5 Replies Latest reply on Jun 17, 2012 8:57 AM by Gernot Hoffmann

    Is there a L*A*B to Pantone lookup table/technique

    MarieMeyer Level 1

      If I know a color's L*A*B values, is there a way I can easily located the nearest Pantone color?  I don't currently own any of the books but would buy one if there is one that provides this capability. Maybe it is just me, but I find their produce range bewildering.

        • 1. Re: Is there a L*A*B to Pantone lookup table/technique
          Gernot Hoffmann Level 3

          Marie,

           

          you can search by Photoshop.

          An example:

          Color Picker

          Type Lab 60/50/40

          Color Library

          Choose e.g. Pantone Solid Coated

          Find immediately 7416C

          Read Lab 61/49/36

           

          Or you can search here:

          http://www.fho-emden.de/~hoffmann/swatch16032005.pdf

           

          Best regards --Gernot Hoffmann

          3 people found this helpful
          • 2. Re: Is there a L*A*B to Pantone lookup table/technique
            MarieMeyer Level 1

            Thanks very much. Your document is very interesting. Are those the official Pantone LAB values, or did you measure them?  Also, I'm curious: you used D50 for the LAB values but D65 for the RGB values - why switch? I am never certain of which if these two I should use for a conversion.

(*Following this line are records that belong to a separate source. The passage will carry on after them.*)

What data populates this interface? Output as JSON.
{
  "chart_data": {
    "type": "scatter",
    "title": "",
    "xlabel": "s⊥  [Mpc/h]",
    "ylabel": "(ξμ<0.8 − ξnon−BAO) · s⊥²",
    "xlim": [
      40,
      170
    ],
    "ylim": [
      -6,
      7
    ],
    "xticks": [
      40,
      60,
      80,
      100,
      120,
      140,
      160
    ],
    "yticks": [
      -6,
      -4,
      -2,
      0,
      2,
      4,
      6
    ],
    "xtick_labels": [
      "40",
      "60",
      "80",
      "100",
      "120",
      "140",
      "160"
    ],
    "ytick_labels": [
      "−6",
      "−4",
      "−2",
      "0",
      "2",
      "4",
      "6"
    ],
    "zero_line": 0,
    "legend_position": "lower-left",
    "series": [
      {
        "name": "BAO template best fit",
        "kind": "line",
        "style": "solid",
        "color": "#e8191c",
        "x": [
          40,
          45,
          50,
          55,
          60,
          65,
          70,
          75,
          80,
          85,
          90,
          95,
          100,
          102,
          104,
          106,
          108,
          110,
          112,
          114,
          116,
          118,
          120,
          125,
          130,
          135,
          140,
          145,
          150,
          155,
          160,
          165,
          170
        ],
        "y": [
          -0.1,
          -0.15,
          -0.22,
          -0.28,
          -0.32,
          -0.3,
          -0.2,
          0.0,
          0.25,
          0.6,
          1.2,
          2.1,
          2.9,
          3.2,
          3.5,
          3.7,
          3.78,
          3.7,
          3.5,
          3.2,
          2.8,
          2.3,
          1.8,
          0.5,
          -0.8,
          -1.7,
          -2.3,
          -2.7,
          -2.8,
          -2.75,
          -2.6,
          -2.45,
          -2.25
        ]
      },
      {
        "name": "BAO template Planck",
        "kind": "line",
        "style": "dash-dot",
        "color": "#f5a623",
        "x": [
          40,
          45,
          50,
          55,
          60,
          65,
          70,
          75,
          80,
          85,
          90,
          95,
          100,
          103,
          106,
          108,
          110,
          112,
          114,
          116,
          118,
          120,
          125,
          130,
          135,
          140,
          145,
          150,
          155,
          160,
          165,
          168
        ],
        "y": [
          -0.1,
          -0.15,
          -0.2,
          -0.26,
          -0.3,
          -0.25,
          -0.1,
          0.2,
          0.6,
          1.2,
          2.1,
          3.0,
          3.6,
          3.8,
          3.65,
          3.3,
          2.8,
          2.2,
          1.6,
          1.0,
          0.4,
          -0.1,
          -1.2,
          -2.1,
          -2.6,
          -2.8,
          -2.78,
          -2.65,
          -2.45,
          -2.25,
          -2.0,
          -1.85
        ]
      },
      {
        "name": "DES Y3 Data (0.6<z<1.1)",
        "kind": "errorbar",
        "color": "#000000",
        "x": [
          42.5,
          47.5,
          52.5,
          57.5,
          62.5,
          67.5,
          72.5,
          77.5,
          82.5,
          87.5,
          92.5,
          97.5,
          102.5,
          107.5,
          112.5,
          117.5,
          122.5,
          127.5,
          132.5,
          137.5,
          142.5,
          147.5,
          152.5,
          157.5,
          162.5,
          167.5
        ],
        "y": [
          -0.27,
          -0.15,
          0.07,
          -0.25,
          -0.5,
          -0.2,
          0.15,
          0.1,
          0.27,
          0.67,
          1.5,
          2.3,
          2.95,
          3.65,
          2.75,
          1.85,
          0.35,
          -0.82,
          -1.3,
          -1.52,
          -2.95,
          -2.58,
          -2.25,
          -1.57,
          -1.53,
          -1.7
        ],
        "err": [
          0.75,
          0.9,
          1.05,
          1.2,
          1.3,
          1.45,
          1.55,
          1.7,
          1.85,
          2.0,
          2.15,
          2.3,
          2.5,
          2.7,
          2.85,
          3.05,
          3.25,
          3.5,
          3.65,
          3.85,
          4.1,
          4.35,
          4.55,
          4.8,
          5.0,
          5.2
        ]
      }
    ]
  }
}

            • 3. Re: Is there a L*A*B to Pantone lookup table/technique
              Gernot Hoffmann Level 3

              Marie,

               

              I don't even mention the name Pantone in my doc. With a little help

              from a friend I found a data base.

              Pantone changes the values occasionally a little. Especially there is

              some uncertainty about the CMYK represention (which is anyway

              only valid for a specific Pantoe process). In any case of doubt define

              your CMYK process in Photoshop's Color Settings, define the Spot

              color by Lab and read the equivalent CMYK values. Many Spot

              colors are out of gamut for sRGB or AdobeRGB (see my doc - if

              a number 0 or 255 for R,G,B appears, then the RGB values are

              clipped. As well, many Spots cannot be reproduced by any CMYK

              system.

              D50 is the observer illuminant and the reference for Lab for paper

              prints, a convention.

              D65 defines the reference white point for some RGB color spaces

              like sRGB and AdobeRGB, but not for all:

              http://www.fho-emden.de/~hoffmann/cielab03022003.pdf

              page 10

               

              D65 is mostly used as monitor white. Some people consider it

              as a contradiction: monitor D65 - print D50 .

              Practically it works - a matter of adaptation (one doesn't view

              the monitor and a print side by side).

               

              Best regards --Gernot Hoffmann

              1 person found this helpful
              • 4. Re: Is there a L*A*B to Pantone lookup table/technique
                MarieMeyer Level 1

                Thanks very much.  I have some several chips from the "Munsell Book of Color" and I want to reproduce their colors in an InDesign document. Do you know the software program Babelcolor CT&A? It does color conversions from many spaces to many spaces. So I could use it convert the Munsell notations to LAB. But I have to choose D50 or D65. Which would you recommend?

                • 5. Re: Is there a L*A*B to Pantone lookup table/technique
                  Gernot Hoffmann Level 3

                  Marie,

                   

                  in this doc - my Digital Munsell -

                  http://www.fho-emden.de/~hoffmann/munsell15052009.pdf

                   

                  you'll find Lab and sRGB values for Illuminant/Reference D50.

                   

                  Originally, the Munsell chips were valid under Illuminant C, which is

                  normally not available, outside of color laboratories.

                   

                  Please read the introduction - the helpful friend is mentioned as well.

                  For printig read the recommendation about the PostScript mode.

                  Printing by a non-PS printer is useless (prone to errors) - the relevant

                  data are internally defined in Lab.

                   

                  Hope this helps, we may continue tomorrow.